Didepan pintu besar, devian mulai ragu untuk membukanya. Namun dia tetap membuka pintu itu dan masuk. Pemilik ruangan itu masih dalam keadaan yang sama tak bergerak di tempat tidurnya. Seorang pelayan terisak disampingnya. Perlahan devian berjalan mendekat dan melihat perban alice yang sedit terdapat bercak darah pada lukanya.
“bagaimana keadaannya ?” tanya devian tiba-tiba, membuat pelayan yang menjaga alice terkejut dan hampir berteriak.
“ya..yang mulia ba.. bagaimana…” beryl terlihat gugup.
“katakana saja bagaimana keadaannya ?” tanya devian mengulang pertanyaannya ke dua kali.
“saya tidak tau yang mulia, ratu belum juga bangun. Meskipun dokter bilang dia akan baik-baik saja.”
“benarkah ? bisa tinggalkan kami ?” tanya devian mungkin lebih tepatnya memohon.
“ta..tapi yang mulia…”
“aku tak akan melukainya.” Janji devian.
Ragu beryl mengangguk dan segera keluar meninggalkan pasangan suami istri itu berdua.

Setelah beryl keluar devian mendekat keranjang alice dia membungkuk memperhatikan wajah itu sekali lagi. Damai, meskipun dalam keadaan sekarat. Masih cantik meskipun terdapat perban dan darah disana. Jemari devian mulai bergerak kearah dahi gadis itu, menjelajahi setiap lekuk wajah yang begitu cantik. Dari dahi melewati hidung yang mancung bagai Puncak gunung dan perhenti di bibir semerah cerry yang lembut. Perlahan iris mata devian berubah menjadi biru. Sedikit terkejut devian mulai mengerjabkan matanya, menyesuaikan jarak pandangnya yang baru.

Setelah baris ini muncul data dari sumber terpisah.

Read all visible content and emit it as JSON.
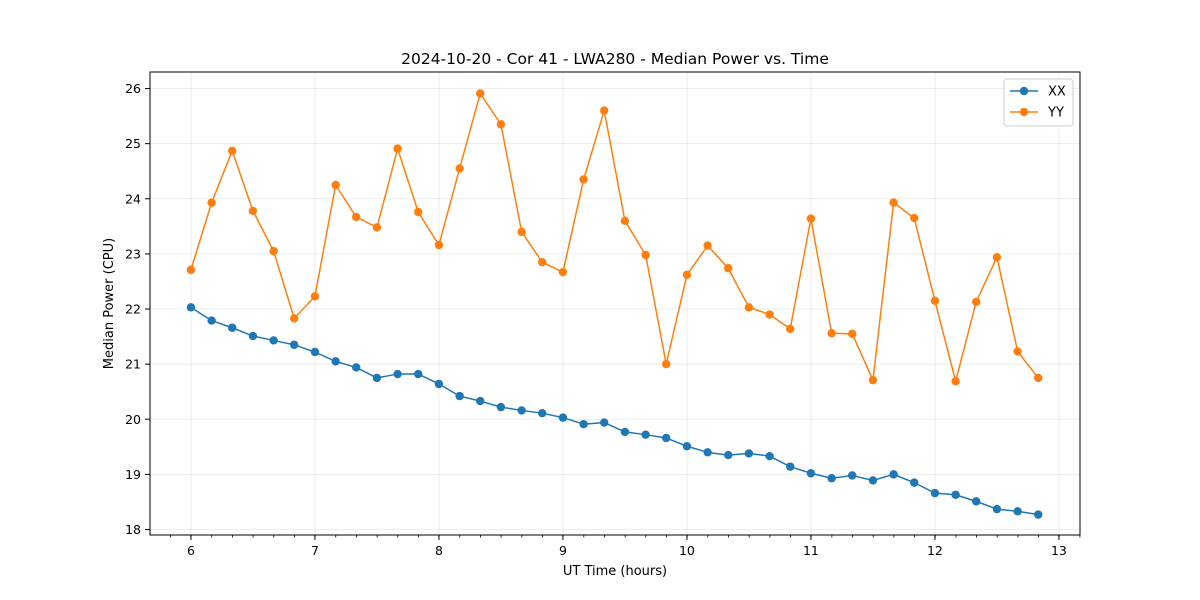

“ada apa denganku ? saat di dekatmu terkadang aku bisa menguasai diriku sendiri. Mengusai seluruh kewarasanku sebagai manusia biasa.” Iris mata biru it uterus mengamati gadis itu. Devian dapat menangkap pergerakan bola mata alice yang terpejam.

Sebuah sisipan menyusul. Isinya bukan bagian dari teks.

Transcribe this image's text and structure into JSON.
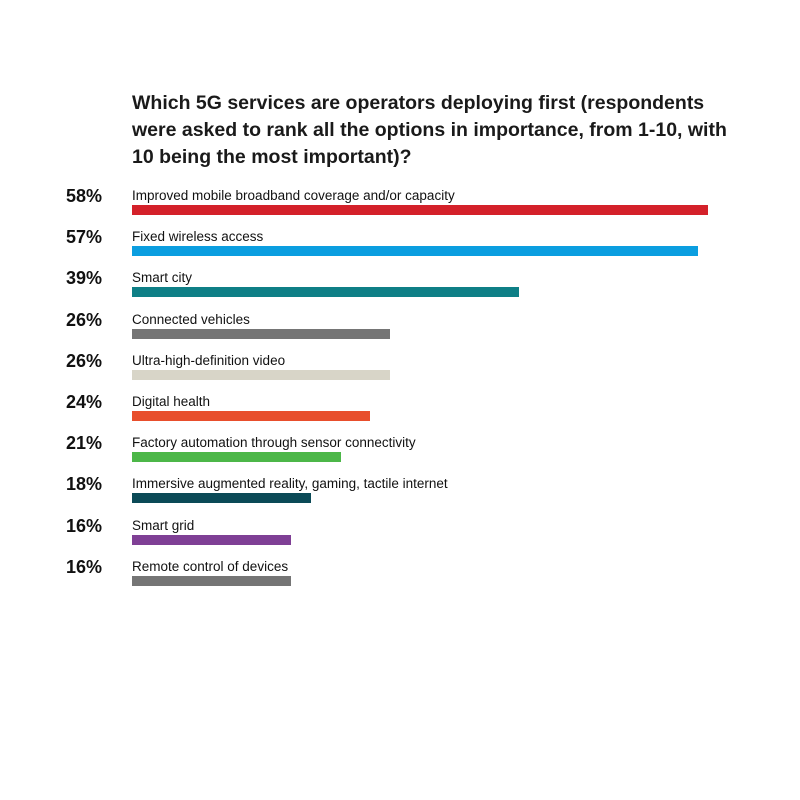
{
  "chart_data": {
    "type": "bar",
    "orientation": "horizontal",
    "title": "Which 5G services are operators deploying first (respondents were asked to rank all the options in importance, from 1-10, with 10 being the most important)?",
    "value_suffix": "%",
    "xlim": [
      0,
      58
    ],
    "grid": false,
    "legend": "none",
    "categories": [
      "Improved mobile broadband coverage and/or capacity",
      "Fixed wireless access",
      "Smart city",
      "Connected vehicles",
      "Ultra-high-definition video",
      "Digital health",
      "Factory automation through sensor connectivity",
      "Immersive augmented reality, gaming, tactile internet",
      "Smart grid",
      "Remote control of devices"
    ],
    "values": [
      58,
      57,
      39,
      26,
      26,
      24,
      21,
      18,
      16,
      16
    ],
    "colors": [
      "#d4212a",
      "#0b9ee0",
      "#0e7f86",
      "#757575",
      "#d8d5c8",
      "#e84e2c",
      "#4cb748",
      "#0b4a57",
      "#7f3f95",
      "#757575"
    ]
  }
}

“apa aku menyakitimu ?” gumam devian lembut.
“tidak sama sekali.” Sebuah suara lirih nan lemah menjawab. Perlahan alice membuka matanya.
Devian segera menarik tangannya dan berdiri tegak karena terkejut.
“aku baik-baik saja, aku hanya ingin memastikan karena itu aku tidak membuka mataku meski…”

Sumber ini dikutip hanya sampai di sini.